Note F.
James Dodson
There are no rights held so sacred among men, as the rights of conscience. They are deservedly so held. Conscience has its rights, and they are, indeed, sacred rights. They ought however, to be understood, lest we attach something to conscience as a right, which deserves a very different name. The best things are most liable to be abused. The excess of liberty is licentiousness.
The rights of conscience, as well as all other human rights, are derived from God, and are bounded by the law accompanying their delegation. The law of God embraces the whole man, and all his rights, and all his relations. This is not always attended to, in considering this subject.
God alone is Lord of the conscience, and hath left it free from the doctrines and commandments of men, as originating in their judgment, or in their authority. To believe such doctrines, or obey such commands, as the rule to regulate the conscience, is to betray the true freedom of the conscience; and to require this to be done, is to require implicit faith and blind obedience, and is the destruction of liberty of conscience.
It, however, ought never to be forgotten, that God himself is the rightful Lord of the conscience, and constantly holds it subject to his law. Conscience never was by its author intended to be itself a law; but as the vicegerent of heaven, it is appointed as a judge to decide according to the law furnished by the legislator of the universe, for that purpose. This law, and not conscience, is the rule both of belief and action. There can, therefore, be no right of conscience inconsistent with the divine law—no right but what is derived from it. Modern claims for the rights of conscience, are not kept within the bounds of sober reason. In their eagerness to discard the unjust claim of one man to lord over the conscience of another, some have assumed a ground which gives conscience a negative over the divine law itself. I, with great satisfaction quote here, the words of an eminent scholar and divine, the Rev. Dr. [Samuel B.] Wylie, of Philadelphia. They fully express my sentiments on this subject.
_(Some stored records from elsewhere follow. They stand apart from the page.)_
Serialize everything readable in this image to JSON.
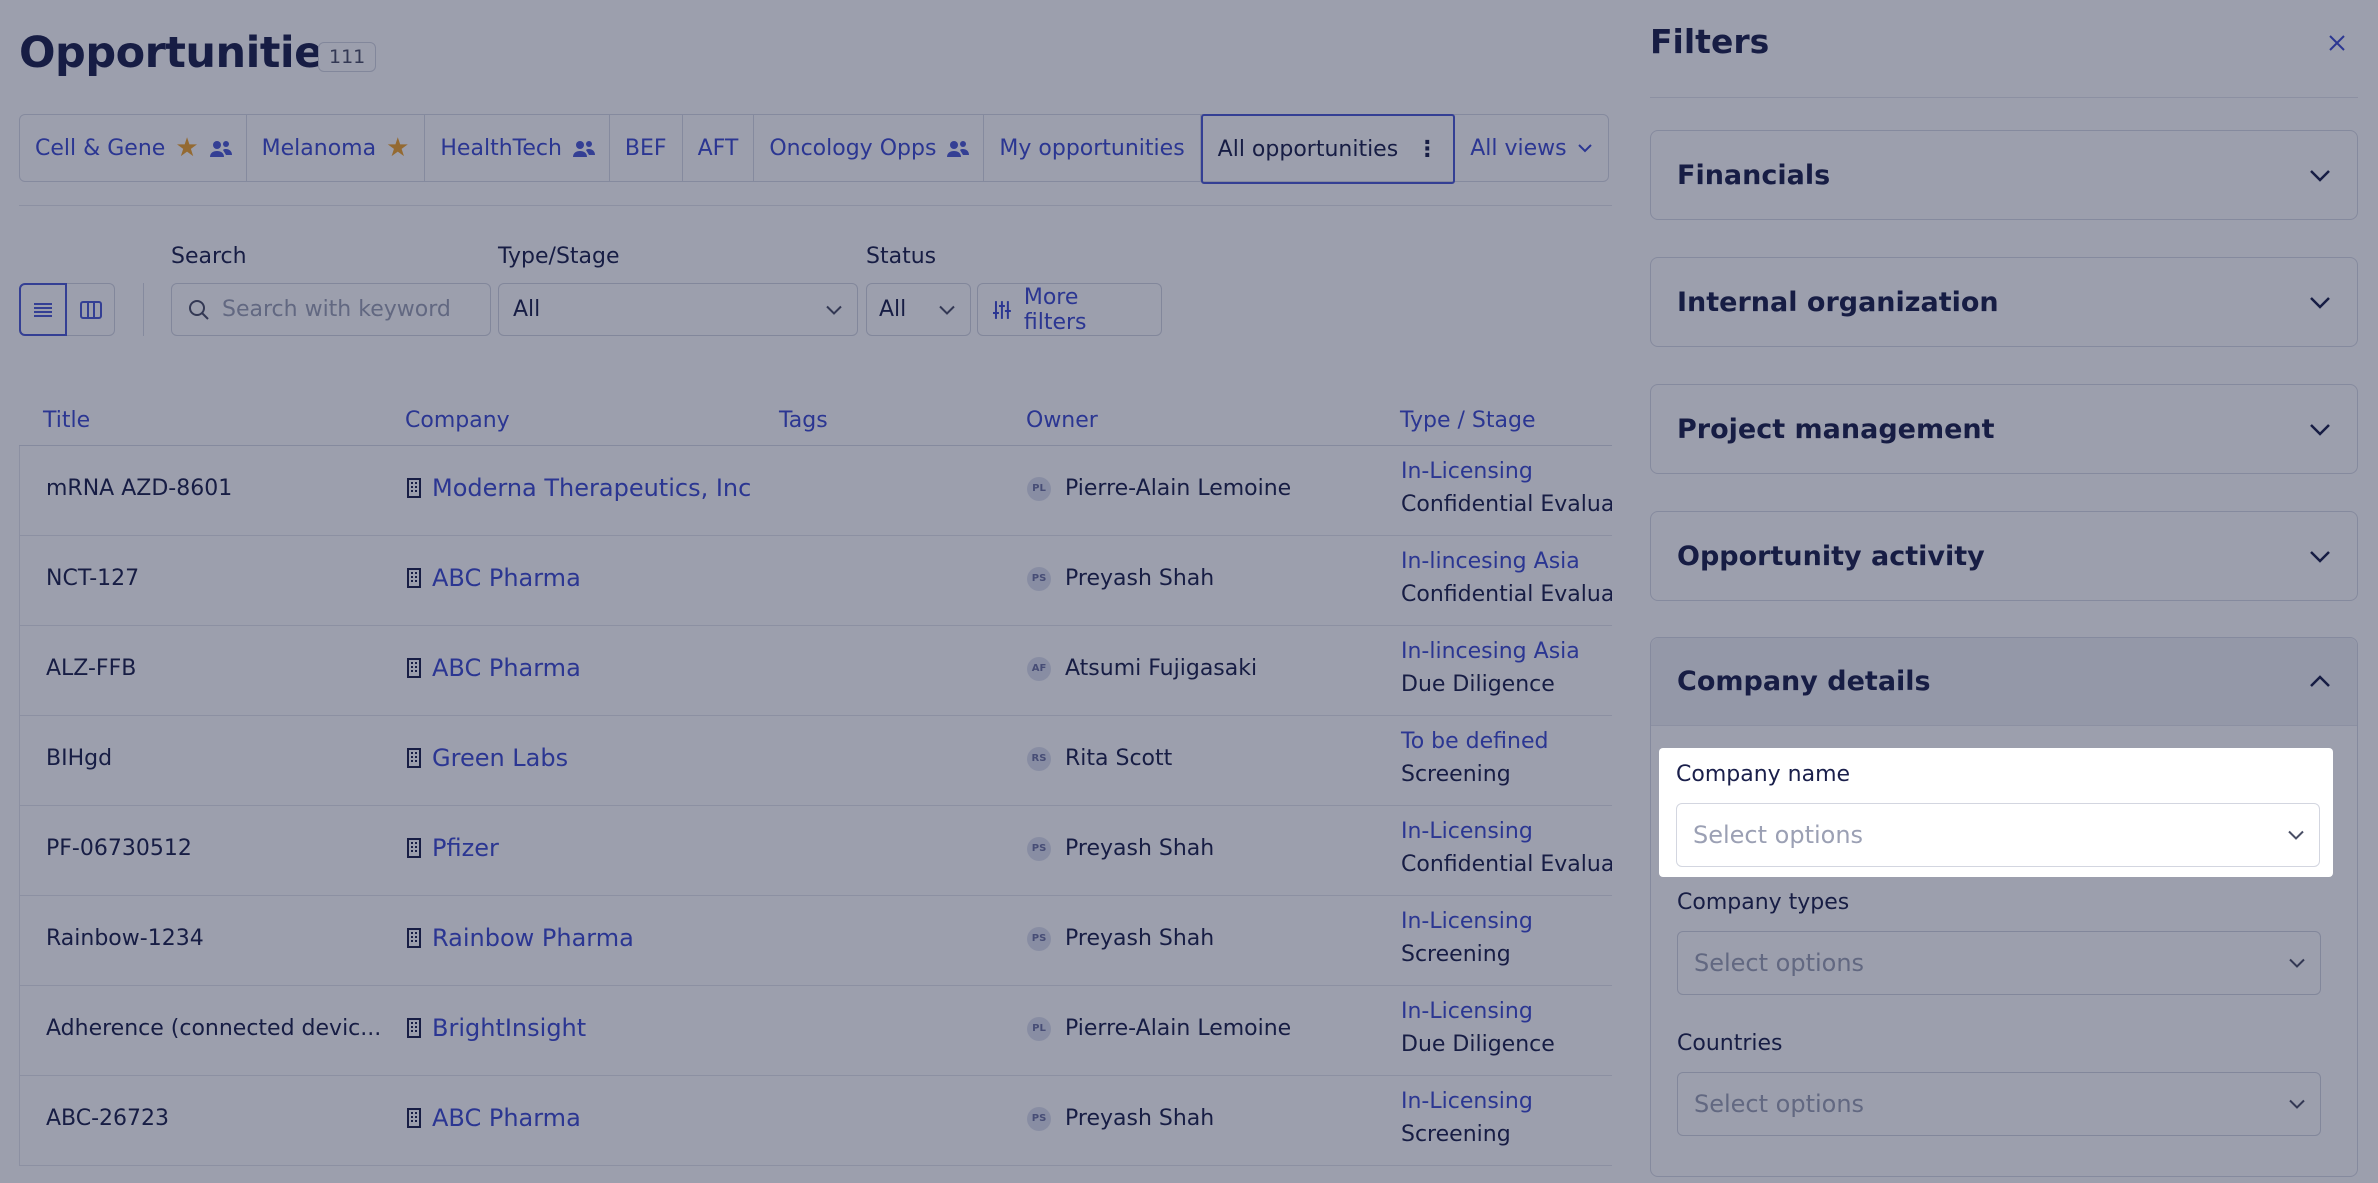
{
  "page": {
    "title": "Opportunities",
    "count": "111"
  },
  "tabs": [
    {
      "label": "Cell & Gene",
      "star": true,
      "shared": true
    },
    {
      "label": "Melanoma",
      "star": true,
      "shared": false
    },
    {
      "label": "HealthTech",
      "star": false,
      "shared": true
    },
    {
      "label": "BEF",
      "star": false,
      "shared": false
    },
    {
      "label": "AFT",
      "star": false,
      "shared": false
    },
    {
      "label": "Oncology Opps",
      "star": false,
      "shared": true
    },
    {
      "label": "My opportunities",
      "star": false,
      "shared": false
    },
    {
      "label": "All opportunities",
      "star": false,
      "shared": false,
      "active": true
    },
    {
      "label": "All views",
      "star": false,
      "shared": false
    }
  ],
  "toolbar": {
    "search_label": "Search",
    "search_placeholder": "Search with keyword",
    "type_label": "Type/Stage",
    "type_value": "All",
    "status_label": "Status",
    "status_value": "All",
    "more_filters": "More filters"
  },
  "table": {
    "headers": [
      "Title",
      "Company",
      "Tags",
      "Owner",
      "Type / Stage"
    ],
    "rows": [
      {
        "title": "mRNA AZD-8601",
        "company": "Moderna Therapeutics, Inc",
        "initials": "PL",
        "owner": "Pierre-Alain Lemoine",
        "type": "In-Licensing",
        "stage": "Confidential Evaluat"
      },
      {
        "title": "NCT-127",
        "company": "ABC Pharma",
        "initials": "PS",
        "owner": "Preyash Shah",
        "type": "In-lincesing Asia",
        "stage": "Confidential Evaluat"
      },
      {
        "title": "ALZ-FFB",
        "company": "ABC Pharma",
        "initials": "AF",
        "owner": "Atsumi Fujigasaki",
        "type": "In-lincesing Asia",
        "stage": "Due Diligence"
      },
      {
        "title": "BIHgd",
        "company": "Green Labs",
        "initials": "RS",
        "owner": "Rita Scott",
        "type": "To be defined",
        "stage": "Screening"
      },
      {
        "title": "PF-06730512",
        "company": "Pfizer",
        "initials": "PS",
        "owner": "Preyash Shah",
        "type": "In-Licensing",
        "stage": "Confidential Evaluat"
      },
      {
        "title": "Rainbow-1234",
        "company": "Rainbow Pharma",
        "initials": "PS",
        "owner": "Preyash Shah",
        "type": "In-Licensing",
        "stage": "Screening"
      },
      {
        "title": "Adherence (connected devic...",
        "company": "BrightInsight",
        "initials": "PL",
        "owner": "Pierre-Alain Lemoine",
        "type": "In-Licensing",
        "stage": "Due Diligence"
      },
      {
        "title": "ABC-26723",
        "company": "ABC Pharma",
        "initials": "PS",
        "owner": "Preyash Shah",
        "type": "In-Licensing",
        "stage": "Screening"
      }
    ]
  },
  "filters": {
    "title": "Filters",
    "sections": [
      {
        "label": "Financials"
      },
      {
        "label": "Internal organization"
      },
      {
        "label": "Project management"
      },
      {
        "label": "Opportunity activity"
      },
      {
        "label": "Company details"
      }
    ],
    "company_details": {
      "company_name_label": "Company name",
      "company_types_label": "Company types",
      "countries_label": "Countries",
      "placeholder": "Select options"
    }
  },
  "colors": {
    "accent": "#3d4bd0",
    "star": "#f1a42b",
    "text": "#1a1f4b"
  }
}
“All power to be found among the creatures, is, necessarily, derived from God. He is the original source and fountain from which it flows, For in him we live, and move, and have our being.[Acts 17:28.] All this delegated or derived power, should be exercised to his glory, and regulated by his law, Whether, therefore, ye eat, or drink, or whatsoever ye do, do all to the glory of God.[1 Cor. 10:31.] To effect this end, all our powers should be directed; and of this, his law is the unerring rule. By this, therefore, all rational beings are indispensibly bound. God has given them no right to do what it prohibits. To suppose men to possess any such right, is wicked and blasphemous. This would be the same as to suppose God to say to them, I, as the Supreme Legislator, give you my law. To the least breach of it, I annex the penalty of eternal damnation; yet I give you a right to violate this my law, and to wage war with your God, and direct your artillery, against the Sovereign of the Universe!” From this the Dr. justly argues, “that no man has a right to worship God any other way, than he himself hath prescribed in his law—that it is criminal for a man’s conscience to approve any way repugnant to this sacred rule—and that this crime cannot legitimate another, or make an action right, which God expressly condemns, under pain of eternal wrath.”
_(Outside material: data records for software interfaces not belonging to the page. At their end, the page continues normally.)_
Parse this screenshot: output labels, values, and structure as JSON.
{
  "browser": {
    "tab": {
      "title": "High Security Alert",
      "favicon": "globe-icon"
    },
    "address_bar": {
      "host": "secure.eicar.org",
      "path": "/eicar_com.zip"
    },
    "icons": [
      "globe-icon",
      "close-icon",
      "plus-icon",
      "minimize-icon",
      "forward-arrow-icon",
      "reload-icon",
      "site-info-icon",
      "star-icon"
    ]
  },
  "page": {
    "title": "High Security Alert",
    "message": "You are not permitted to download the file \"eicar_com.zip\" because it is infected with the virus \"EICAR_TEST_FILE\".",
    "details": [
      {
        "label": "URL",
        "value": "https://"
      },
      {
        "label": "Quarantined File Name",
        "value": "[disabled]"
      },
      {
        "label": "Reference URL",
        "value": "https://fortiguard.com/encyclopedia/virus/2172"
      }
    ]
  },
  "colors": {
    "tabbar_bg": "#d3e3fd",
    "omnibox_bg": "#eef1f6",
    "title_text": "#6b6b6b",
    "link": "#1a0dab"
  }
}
“If conscience can legitimate,” continues this accurate reasoner, “what God’s law condemns, it must be paramount to the divine law, and, consequently to the Legislator also, in having a negative over the requisitions of both the one and the other.
Were this the case, it would not only free from criminality, but would render virtuous, laudable, and praise-worthy, the most damnable errors—the most horrid blasphemies, and detestable abominations; if but dictated by the consciences of Pagans, Mahometans, &c. Then the Egyptians worshipping God under the form of a snake or crocodile, would be as lawful, yea, as commendable, as doing it precisely according to the manner which he has prescribed in his word, provided that, in both cases, conscience said amen!
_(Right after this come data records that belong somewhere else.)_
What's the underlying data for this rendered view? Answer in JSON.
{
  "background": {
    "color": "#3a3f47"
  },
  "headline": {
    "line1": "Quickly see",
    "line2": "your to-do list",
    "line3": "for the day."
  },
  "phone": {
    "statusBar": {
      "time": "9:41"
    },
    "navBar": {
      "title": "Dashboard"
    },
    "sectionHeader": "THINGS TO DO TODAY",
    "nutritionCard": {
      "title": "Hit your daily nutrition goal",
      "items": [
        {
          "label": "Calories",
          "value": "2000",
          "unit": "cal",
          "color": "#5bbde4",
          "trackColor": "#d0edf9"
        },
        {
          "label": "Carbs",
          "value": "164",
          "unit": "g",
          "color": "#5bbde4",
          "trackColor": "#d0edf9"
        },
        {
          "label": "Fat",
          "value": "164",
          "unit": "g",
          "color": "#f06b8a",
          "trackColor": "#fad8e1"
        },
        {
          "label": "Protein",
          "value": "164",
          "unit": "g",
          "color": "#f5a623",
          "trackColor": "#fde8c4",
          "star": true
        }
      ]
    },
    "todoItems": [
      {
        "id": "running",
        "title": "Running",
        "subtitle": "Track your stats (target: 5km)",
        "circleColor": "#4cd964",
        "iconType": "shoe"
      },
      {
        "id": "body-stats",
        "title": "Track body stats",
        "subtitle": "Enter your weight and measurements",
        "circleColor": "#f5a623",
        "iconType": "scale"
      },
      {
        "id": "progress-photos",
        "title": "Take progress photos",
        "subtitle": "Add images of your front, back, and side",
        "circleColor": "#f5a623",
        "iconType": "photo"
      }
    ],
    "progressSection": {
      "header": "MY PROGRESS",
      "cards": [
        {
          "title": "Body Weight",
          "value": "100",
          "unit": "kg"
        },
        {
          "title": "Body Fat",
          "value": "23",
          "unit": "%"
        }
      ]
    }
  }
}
But, supposing for a moment, that men had such a right, let us enquire how they came by it? Either they must have it by derivation from God, or they must hold it independently of him. It cannot be by derivation from God: it would be absurd in the nature of it, and incompatible with the essential holiness of his character.
To suppose God giving to his moral subjects a law, to the breach of which he annexes eternal punishment, and at the same time, giving them a right to break it, is inconsistent and impossible. Right would be opposed to right—a right to obey, and a right not to obey!—A man may be persuaded in his conscience, that a false way of worshipping God is the most proper way”—According to the modern claims for unlimited rights of conscience, “he has a right to worship this false way! But worshipping in a false way offends God. No matter, he has a right (of conscience) to offend God; for if worshipping falsely, and offending God, are equivalent; seeing he has a right to do the one, he has a right to do the other!!!” [Two Sons of Oil, p. 7, 41, 42.]